(The following article by Margie Trax Page was posted on the Ashtabula Star-Beacon website on July 31.)
ASHTABULA, Ohio — A Norfolk Southern train is a sight to behold.
Laden with freight car after freight car carrying everything from tennis shoes to soy sauce, the engine barrels down the track, leaving the lingering echo of a mighty whistle in its wake.
The massive train can move up to 65 mph through the smallest towns in Ohio and across the nation. The engine can pull a mile of freight and passenger cars – – but it can’t swerve to miss a child playing on the railroad tracks.

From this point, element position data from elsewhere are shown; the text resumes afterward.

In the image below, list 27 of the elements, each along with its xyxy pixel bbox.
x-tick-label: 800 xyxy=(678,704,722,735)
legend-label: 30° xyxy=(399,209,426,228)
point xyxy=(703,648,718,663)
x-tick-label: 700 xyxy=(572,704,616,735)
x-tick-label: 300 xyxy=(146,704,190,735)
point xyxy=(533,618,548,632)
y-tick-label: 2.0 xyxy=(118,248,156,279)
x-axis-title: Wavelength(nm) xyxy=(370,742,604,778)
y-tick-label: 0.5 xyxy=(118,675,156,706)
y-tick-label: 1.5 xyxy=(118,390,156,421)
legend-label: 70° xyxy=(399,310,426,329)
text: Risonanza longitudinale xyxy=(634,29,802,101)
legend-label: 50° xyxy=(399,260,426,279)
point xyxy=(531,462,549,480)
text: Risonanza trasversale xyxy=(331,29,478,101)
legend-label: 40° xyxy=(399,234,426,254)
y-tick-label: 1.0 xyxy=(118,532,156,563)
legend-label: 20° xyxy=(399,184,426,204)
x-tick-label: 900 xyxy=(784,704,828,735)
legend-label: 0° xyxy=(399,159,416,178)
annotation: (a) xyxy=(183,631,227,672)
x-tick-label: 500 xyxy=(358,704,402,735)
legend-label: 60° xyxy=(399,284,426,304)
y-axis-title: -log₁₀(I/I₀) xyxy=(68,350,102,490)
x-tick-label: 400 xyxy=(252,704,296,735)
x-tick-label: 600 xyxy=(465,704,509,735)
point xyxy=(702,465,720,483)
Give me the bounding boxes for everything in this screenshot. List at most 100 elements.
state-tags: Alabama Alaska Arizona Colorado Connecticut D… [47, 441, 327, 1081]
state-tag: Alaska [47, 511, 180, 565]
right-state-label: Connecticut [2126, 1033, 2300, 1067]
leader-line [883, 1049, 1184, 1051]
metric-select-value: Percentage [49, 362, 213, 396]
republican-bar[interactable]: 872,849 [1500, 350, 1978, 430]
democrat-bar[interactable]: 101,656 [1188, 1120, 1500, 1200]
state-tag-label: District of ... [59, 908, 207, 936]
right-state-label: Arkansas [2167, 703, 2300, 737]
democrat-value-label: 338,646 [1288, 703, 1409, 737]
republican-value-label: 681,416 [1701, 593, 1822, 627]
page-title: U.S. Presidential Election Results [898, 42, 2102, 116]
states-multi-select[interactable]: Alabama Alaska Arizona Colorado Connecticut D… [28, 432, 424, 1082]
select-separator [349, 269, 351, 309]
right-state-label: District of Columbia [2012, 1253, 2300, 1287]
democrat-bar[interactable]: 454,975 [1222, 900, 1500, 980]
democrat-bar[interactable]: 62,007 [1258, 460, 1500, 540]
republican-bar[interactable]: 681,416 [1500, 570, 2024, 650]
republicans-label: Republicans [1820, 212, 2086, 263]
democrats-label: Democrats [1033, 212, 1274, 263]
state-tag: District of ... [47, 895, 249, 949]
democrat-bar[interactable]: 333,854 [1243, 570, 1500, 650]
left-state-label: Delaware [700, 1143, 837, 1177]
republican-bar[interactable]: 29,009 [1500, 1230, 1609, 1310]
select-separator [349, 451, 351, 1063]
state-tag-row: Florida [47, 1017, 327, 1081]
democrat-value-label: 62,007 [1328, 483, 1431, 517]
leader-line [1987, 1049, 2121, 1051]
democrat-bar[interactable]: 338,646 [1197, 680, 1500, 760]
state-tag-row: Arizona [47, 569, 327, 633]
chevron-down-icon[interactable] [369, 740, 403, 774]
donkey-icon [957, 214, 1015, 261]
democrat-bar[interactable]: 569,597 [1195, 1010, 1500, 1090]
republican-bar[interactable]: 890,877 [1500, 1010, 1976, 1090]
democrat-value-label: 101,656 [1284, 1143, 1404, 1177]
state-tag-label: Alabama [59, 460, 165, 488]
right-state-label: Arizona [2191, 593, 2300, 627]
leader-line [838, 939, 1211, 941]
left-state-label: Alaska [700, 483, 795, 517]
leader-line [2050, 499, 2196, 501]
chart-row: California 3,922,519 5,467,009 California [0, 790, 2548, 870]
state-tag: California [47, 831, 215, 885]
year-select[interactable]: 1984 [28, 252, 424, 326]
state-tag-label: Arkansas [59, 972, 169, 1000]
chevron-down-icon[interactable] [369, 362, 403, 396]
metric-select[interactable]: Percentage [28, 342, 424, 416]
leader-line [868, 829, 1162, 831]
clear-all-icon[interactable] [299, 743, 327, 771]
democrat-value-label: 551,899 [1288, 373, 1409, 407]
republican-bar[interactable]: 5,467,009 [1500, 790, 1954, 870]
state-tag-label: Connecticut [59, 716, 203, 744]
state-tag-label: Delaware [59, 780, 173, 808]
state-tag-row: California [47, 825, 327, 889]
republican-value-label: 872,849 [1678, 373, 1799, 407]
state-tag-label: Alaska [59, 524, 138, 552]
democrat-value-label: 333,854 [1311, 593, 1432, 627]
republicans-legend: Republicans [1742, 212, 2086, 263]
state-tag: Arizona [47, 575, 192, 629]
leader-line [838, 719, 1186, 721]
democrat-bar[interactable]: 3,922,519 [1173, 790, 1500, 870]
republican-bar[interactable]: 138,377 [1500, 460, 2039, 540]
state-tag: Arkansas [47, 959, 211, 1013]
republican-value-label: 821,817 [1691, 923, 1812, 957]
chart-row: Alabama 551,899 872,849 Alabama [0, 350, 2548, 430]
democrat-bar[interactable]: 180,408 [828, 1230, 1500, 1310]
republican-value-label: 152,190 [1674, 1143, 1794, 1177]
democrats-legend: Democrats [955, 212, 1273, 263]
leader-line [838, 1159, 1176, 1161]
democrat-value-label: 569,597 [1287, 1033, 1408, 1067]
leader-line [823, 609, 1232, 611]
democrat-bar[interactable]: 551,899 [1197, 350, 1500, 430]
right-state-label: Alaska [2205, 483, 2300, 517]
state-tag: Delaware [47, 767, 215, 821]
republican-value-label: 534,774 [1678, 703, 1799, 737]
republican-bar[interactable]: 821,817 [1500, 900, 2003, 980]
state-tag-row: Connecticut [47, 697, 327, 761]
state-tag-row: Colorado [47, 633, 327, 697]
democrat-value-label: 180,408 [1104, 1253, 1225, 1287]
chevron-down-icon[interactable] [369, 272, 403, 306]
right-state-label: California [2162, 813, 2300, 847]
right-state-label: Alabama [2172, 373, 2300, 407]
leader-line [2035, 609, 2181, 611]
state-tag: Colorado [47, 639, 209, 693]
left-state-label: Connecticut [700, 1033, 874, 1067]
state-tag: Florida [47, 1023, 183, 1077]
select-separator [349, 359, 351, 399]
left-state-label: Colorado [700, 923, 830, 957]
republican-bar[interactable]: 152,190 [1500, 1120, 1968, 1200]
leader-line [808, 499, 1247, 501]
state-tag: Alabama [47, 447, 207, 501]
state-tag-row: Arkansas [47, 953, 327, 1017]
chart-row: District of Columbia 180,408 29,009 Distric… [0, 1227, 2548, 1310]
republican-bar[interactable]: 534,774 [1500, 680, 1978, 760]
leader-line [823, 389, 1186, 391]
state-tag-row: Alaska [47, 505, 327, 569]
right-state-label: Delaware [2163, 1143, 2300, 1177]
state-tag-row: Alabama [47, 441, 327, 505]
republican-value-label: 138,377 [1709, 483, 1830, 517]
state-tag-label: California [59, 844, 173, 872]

“A train traveling at 55 mph takes at least a mile to stop, and that is in full emergency,” Senek said . “People dont understand that a train is dedicated to the tracks. It cant swerve to miss a person or a car,” Ohio Operation Lifesaver state coordinator Shel Senek said.
Ohio Operation Lifesaver is an education and enforcement initiative intended to heighten awareness and eliminate fatalities, injuries and property losses at railroad intersections and along the railways.
The dangers presented by trains are clouded by the romantic image of a smokestack train happily blowing its whistle as it rolls through a small town. Television, movies and even cartoons portray trains as friendly objects, which desensitizes drivers and pedestrians to the danger of trains, Senek said.
“We want people to view this industry as friendly, but friendly from afar,” he said.
Senek said driving around railroad gates and walking over tracks other than at public crossings is not only dangerous, but also its criminal.
“The choice to go around a gate is exactly that: a choice. Most drivers dont realize that trains create an optical illusion. Their size and angle of approach can make a 65 mph train look like it is going 25 mph. The view is very deceptive,” he said.
Trespassing on railroad property, including crossing over tracks other than at a public crosswalk, is a misdemeanor punishable by a $250 fine and 30 days in jail.